CAMARA DOS DEPUTADOS – Projeto de Lei visa regulamentar suplementos alimentares e combater fraudes, garantindo a segurança do consumidor no Brasil. Anvisa será a responsável pela fiscalização.

O Projeto de Lei 5229/25, proposto pelo deputado Pedro Paulo, do PSD do Rio de Janeiro, visa estabelecer uma regulamentação abrangente para a produção, publicidade, comercialização e fiscalização de suplementos alimentares no Brasil. A proposta, que já está em análise na Câmara dos Deputados, surge em um contexto em que o mercado de suplementos tem se expandido rapidamente, colocando em evidência a necessidade de maior proteção ao consumidor.

De acordo com o projeto, suplementos alimentares são definidos como produtos destinados à ingestão oral que buscam complementar a alimentação de indivíduos saudáveis com nutrientes e substâncias benéficas, como enzimas e probióticos. Suplementos manipulados em farmácias também estão abrangidos, desde que produzidos com prescrição ou orientação de um profissional habilitado.

O deputado Pedro Paulo ressaltou que o crescente número de fraudes e adulterações no setor traz riscos significativos à saúde pública, tornando imprescindível a implementação de uma legislação rigorosa que assegure a transparência e a segurança nas informações destinadas ao consumidor.
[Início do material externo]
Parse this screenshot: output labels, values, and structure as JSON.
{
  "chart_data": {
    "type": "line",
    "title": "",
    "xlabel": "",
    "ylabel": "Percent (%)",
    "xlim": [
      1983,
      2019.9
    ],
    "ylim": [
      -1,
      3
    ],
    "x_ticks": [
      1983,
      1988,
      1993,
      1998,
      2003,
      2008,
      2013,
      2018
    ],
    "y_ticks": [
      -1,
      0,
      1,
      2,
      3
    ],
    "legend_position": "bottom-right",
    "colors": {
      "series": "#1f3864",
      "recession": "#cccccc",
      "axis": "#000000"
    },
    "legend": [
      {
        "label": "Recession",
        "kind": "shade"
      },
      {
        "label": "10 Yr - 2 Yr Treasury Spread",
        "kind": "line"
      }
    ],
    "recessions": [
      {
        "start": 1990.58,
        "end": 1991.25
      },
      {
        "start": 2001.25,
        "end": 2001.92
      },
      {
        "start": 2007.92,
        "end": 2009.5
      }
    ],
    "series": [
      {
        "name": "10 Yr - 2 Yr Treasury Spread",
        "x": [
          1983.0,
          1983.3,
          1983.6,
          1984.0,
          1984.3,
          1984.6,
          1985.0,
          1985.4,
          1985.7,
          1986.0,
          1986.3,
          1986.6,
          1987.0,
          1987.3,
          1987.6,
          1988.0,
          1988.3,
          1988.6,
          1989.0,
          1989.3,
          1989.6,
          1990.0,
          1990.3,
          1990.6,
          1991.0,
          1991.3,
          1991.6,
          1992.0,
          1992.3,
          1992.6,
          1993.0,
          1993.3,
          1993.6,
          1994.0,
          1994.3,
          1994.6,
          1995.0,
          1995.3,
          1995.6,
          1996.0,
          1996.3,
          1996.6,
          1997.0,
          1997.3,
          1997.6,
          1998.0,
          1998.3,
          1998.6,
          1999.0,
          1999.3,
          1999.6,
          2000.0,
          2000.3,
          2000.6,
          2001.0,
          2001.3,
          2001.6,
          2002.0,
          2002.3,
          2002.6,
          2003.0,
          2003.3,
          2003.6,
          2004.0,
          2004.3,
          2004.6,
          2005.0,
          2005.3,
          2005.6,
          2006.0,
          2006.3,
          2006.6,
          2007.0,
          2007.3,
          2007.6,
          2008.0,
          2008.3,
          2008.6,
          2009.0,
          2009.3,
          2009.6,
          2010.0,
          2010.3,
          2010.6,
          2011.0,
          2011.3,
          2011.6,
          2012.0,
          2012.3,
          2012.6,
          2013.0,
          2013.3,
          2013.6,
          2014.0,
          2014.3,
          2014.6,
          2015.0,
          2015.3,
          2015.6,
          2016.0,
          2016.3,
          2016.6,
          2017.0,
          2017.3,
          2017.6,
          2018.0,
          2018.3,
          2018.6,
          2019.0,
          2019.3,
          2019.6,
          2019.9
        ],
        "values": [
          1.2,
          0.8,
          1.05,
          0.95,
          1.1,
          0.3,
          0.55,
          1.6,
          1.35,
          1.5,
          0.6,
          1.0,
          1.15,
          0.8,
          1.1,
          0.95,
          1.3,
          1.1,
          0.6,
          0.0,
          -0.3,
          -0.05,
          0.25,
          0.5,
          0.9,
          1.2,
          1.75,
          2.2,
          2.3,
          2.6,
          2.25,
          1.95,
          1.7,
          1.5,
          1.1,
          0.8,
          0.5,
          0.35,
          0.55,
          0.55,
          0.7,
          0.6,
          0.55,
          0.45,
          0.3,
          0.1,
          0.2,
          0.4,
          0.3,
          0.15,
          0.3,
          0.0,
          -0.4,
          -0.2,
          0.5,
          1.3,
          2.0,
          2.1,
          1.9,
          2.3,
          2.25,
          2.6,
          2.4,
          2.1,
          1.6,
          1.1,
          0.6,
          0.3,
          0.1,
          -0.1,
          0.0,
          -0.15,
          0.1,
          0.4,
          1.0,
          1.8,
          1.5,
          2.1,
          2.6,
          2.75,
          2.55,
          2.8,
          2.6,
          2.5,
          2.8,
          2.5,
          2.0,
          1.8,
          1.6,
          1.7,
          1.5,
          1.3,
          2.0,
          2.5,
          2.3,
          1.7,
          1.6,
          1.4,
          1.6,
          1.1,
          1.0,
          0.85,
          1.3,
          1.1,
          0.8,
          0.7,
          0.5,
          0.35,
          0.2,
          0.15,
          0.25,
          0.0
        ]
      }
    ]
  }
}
Ele citou casos recentes de contaminação, destacando a urgência de uma resposta legislativa contundente.

Os requisitos estabelecidos pelo projeto incluem a regularização prévia dos produtos junto à Agência Nacional de Vigilância Sanitária (Anvisa), a necessidade de um laudo técnico de um laboratório independente que ateste a composição dos suplementos, bem como a adoção de um sistema de rastreabilidade e a manutenção de um dossiê técnico que suporte a fiscalização.

Além disso, o projeto determina que os rótulos dos suplementos informem de maneira clara e destacada todos os ingredientes, alérgenos, advertências de riscos para grupos vulneráveis e um QR Code que direcione para a página da Anvisa, onde o consumidor poderá acessar mais informações.

O projeto também traz regulamentações específicas para as plataformas de comércio eletrônico, que precisarão exibir o número de regularização dos produtos e retirar anúncios irregulares com rapidez.

Com a criação do Programa Nacional de Monitoramento da Qualidade de Suplementos Alimentares, coordenado pela Anvisa, a proposta visa garantir uma vigilância contínua sobre o setor, exigindo o automonitoramento de todos os envolvidos na cadeia produtiva e permitindo que o consumidor faça denúncias sobre irregularidades.

As sanções previstas podem variar de advertências a multas que vão de R$ 500 mil a R$ 10 milhões, dependendo da gravidade da infração. O projeto também modifica o Código Penal, punindo fraudes em suplementos alimentares como crimes contra a saúde pública, com penas que podem chegar a 15 anos de prisão.

Agora, a proposta segue para as comissões pertinentes da Câmara e, devido à urgência aprovada, poderá ir diretamente ao Plenário para votação, tendo como objetivo final a proteção dos consumidores brasileiros diante de um mercado cada vez mais complexo e dinamizado.